Widespread reactions to studio admission
While the issue of women on country radio, Thompson says, has gone back at least as far as the beginning of her career, it recently came to a head when Michigan radio station 98 WKCQ-FM tweeted they "cannot play two females back to back," in response to a Variety writer joking that a different station might be fined for doing just that.
The station's parent company, MacDonald Broadcasting, soon issued a statement saying they had never had such a policy, while listeners posted angry responses online.
Country music stars Kacey Musgraves and Kelsea Ballerini stepped in, with Musgraves tweeting that — despite stations' seeming inability to play women — "they can play 18 dudes who sound exactly the same back to back."
Ballerini argued that it is "incredibly disappointing" that stations are made to follow these rules.
I turned on the 105.1 country station in L.A. just now, and they were playing the new song by Gabby Barrett, and then, without any pause or interruption at all, they went into a Kelsea Ballerini song. Can’t they get fined for that?—@ChrisWillman
The next day, comedian Samantha Bee dedicated a segment of her show Full Frontal to the issue. Soon after, CMT announced they would include equal airplay on CMT and CMT Music channels, and Thompson said she made her change because of the the online responses she witnessed.

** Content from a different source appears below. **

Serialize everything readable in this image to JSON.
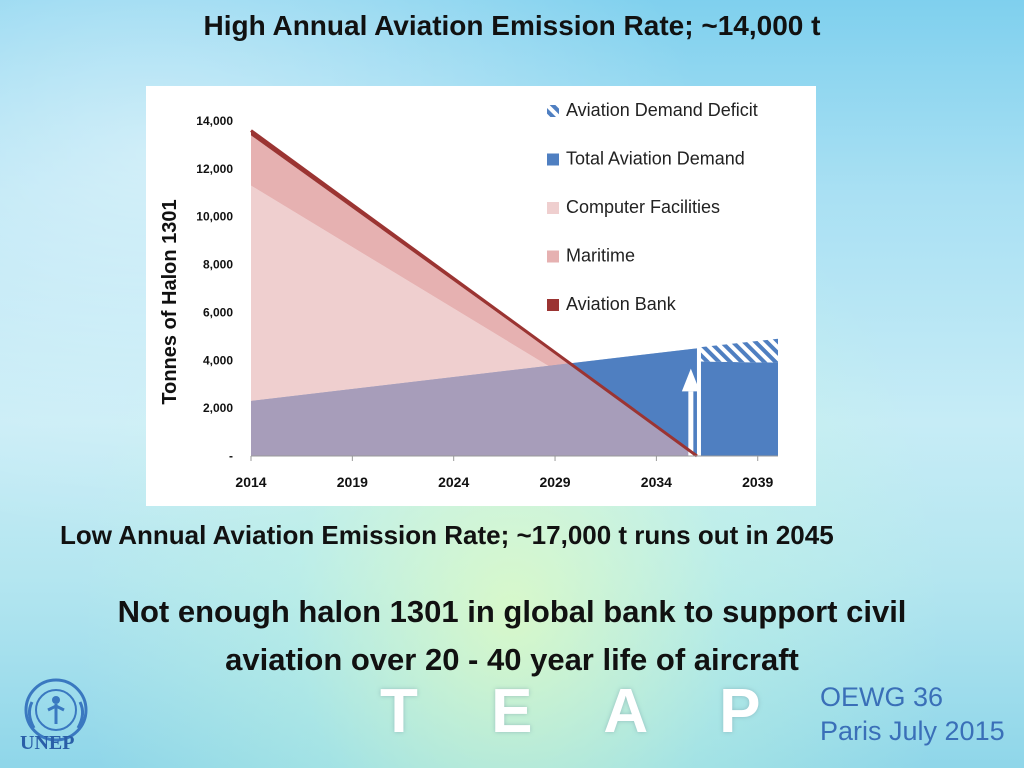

Jada Watson, a professor at the University of Ottawa who has studied gender representation in country music, describes the focus on the issue as a turning point.
Watson's 2019 study Gender Representation on Country Format Radio found that in 2000 male to female artists were played at a ratio of 2.1 to one, increasing in 2018 to 9.7 to one. That study was widely cited as evidence of an endemic problem, even if it wasn't exactly surprising to most in the industry.
Like MacDonald, most broadcasters state that their stations have no official policy limiting female artists. But the evidence, Watson says — like the tweet from 98 WKCQ-FM — often points in the other direction.
"I think what surprised me about it was that this individual from radio was so comfortable tweeting that it was a rule that her station had to abide by," Watson said. "Here's somebody from inside radio speaking so very openly about rules that we all believe to be myths."
'We have to do whatever is needed'
Watson said "anecdotal discussions" in the industry around the lack of woman have been significant for years. Canadian country musician George Canyon has observed and discussed the issue for the 29 years he's been a musician and audio engineer.
"I've never really come to the decision, personally, why it's happened," Canyon said. "I think it should be completely about your talent, not about whether you're a man or a woman, it should be your talent, your music, your song, your craft."
Canyon said he agrees with Thompson's strategy.
"We have to do whatever is needed to make the situation correct."
Watch: George Canyon advocates eliminating bias against women:
Watson says she is "very optimistic" initiatives like Thompson's could be the first step to overhaul country radio, while Thompson is a bit more conservative. She has experienced some pushback — including one U.S. distributor who warned her she was "going down a rabbit hole" that would eventually tank her ratings — but hopes to show other stations what's possible.
"The biggest mission is, don't be afraid of women on country radio," Thompson said.
"If we can accomplish that, if people at the end of this week can say people want to hear this, we have some kind of tangible support that we can show other industry members that people want to hear women. I think that's a great place to start."